Детские фантазии
19 сентября 2023 г. в 20:46
Примечания:
Желаю всем ощутить эту историю по полной, даже если потом вы не сможете отойти от этого. Да, именно так.
Привет! Я мальчик! Просто мальчик! Хотя почему-то мне постоянно кажется, что все считают меня странным, но кто эти «все» я тоже не знаю, я знаю в своей жизни только маму, папу, дядю в очках и парочку милых девушек в одинаковой форме. Они такие красивые! Я не раз им это говорил, только почему-то в ответ они лишь грустно улыбаются… Может я что-то не то говорю? Но ведь мой папа часто маме говорил, какая она красивая! Правда, не уверен, когда именно, но я помню, что папа говорил! Часто-часто!
Сейчас на меня светят. О, опять прожектора включили! До сих пор не понимаю, откуда я знаю такие слова, вроде дети в моем возрасте только машинками интересуются… А может я гений? Но я тоже хочу себе машинку… Ничего не понимаю!
Передо мной сидит дядя. Я его уже очень долгое время знаю! Хотя… я вообще не знаю, какое сейчас время, надо спросить:
— А который час?
Дядя поправляет очки. Ах, да, забыл сказать! Дядя носит очки, такие большие, как у дедушек. Правда, у меня дедушки никогда не было… Или был? А может был, но родители скрыли? А зачем? Эх, а сейчас ведь и не узнаешь правду.
— Сейчас? Хм, пятнадцать тридцать.
— Почему вы всегда приходите в это время?
Действительно! Только сейчас пришла эта мысль!
— Ты уже спрашивал.
Странно… Никак не припомню такого. А дядя еще сидит и улыбается! Грустно только. Дядя вообще грустно улыбается всегда, я хочу его развеселить, но не знаю как.
— Да? Не помню, если честно.
— Просто в это время всегда начинаются наши разговоры.
— А, вспомнил, точно! Хорошо.
Странно, мне казалось я помню все. Вообще у меня очень хорошая память! Я знаю, что дети в моем возрасте мало, что помнят, мне мама так говорила, но я помню все! И не понимаю, почему другие дети так не умеют? Может я действительно необычный ребёнок? Или у меня суперпамять! А может мне нужно спасти мир?
— Эй!
Ой, отвлекся!
— Да?
— Ты задумался о чём-то?
— Да так…
Ну не стану же я выдавать свою суперспособность!

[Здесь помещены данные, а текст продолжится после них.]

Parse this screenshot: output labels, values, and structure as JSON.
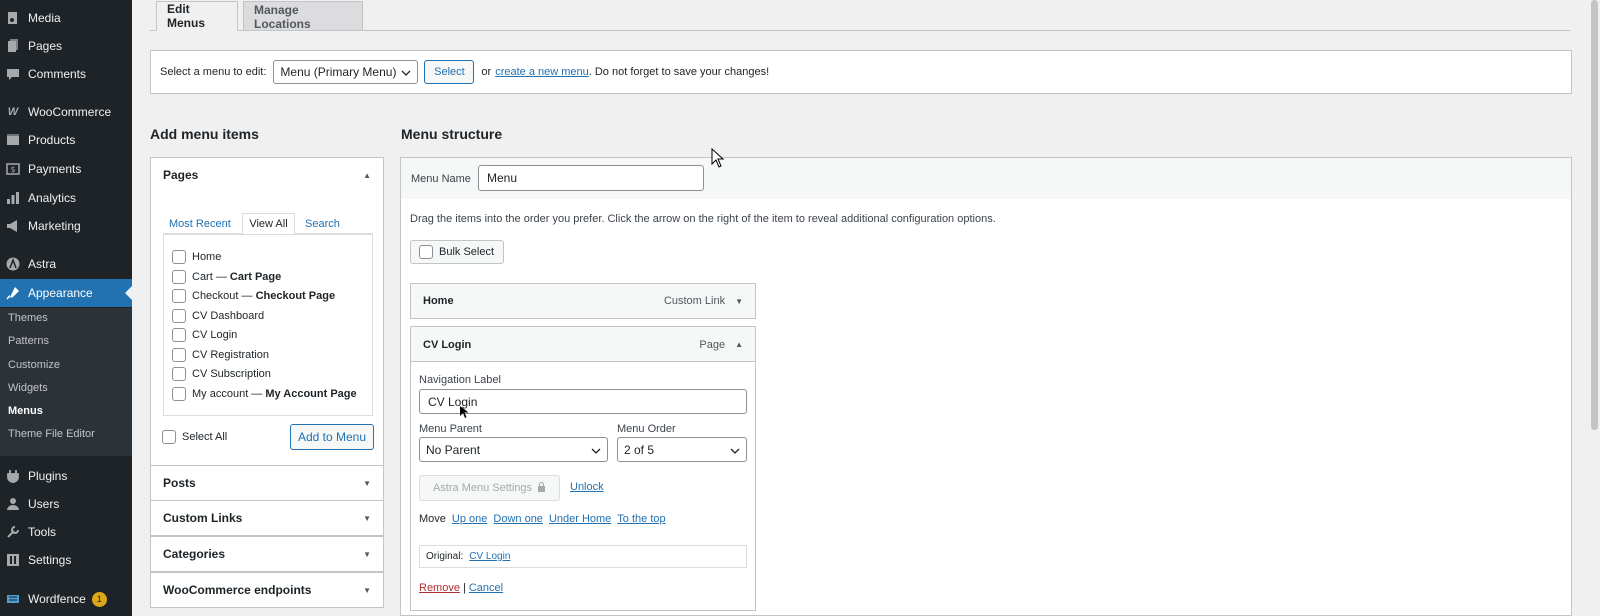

— Может, хочешь поделиться? Мне будет интересно послушать.
Почему он всегда так улыбается странно?
— У вас улыбка грустная такая.
— Да? Тебе так кажется?
— Конечно! Я не разу не видел, чтобы вы смеялись!
— Да, ты прав… Как думаешь, что мне поможет рассмеяться?
— Вспоминайте детские истории, меня это всегда веселит!
Ой, почему-то хочется смеяться. Громко-громко! Чтобы все услышали и смеялись вместе со мной. Ой, аж бока болят! Они всегда болят, когда я смеюсь. Может если я за них ухвачусь, станет проще?
Только дядя в очках не улыбается все ещё. У меня страшный смех? Или слишком громкий? Или наоборот — тихий? Может смеяться громче? Вот говорил же! Не умею я веселить!
— Почему ты плачешь? Тебя что-то тревожит?
— Я не плачу, вы чего! Я смеюсь!
Я не понимаю, правда, вслух я сказал это или нет. Может повторить?
Ой, и правда! Губы мокрые и соленые. Никогда не понимал, почему все дети смеются как смеются, а у меня всегда слезы, когда я смеюсь. Может я ненормальный? Или наоборот! Я точно вукдернгт! Ой, нет!
Вункрь…
Вундре…
Вун…
Вукед…
Дркид…
.
— Успокойтесь, пожалуйста! Я понимаю, что вам тяжело это вспоминать… Давайте поменяем тему?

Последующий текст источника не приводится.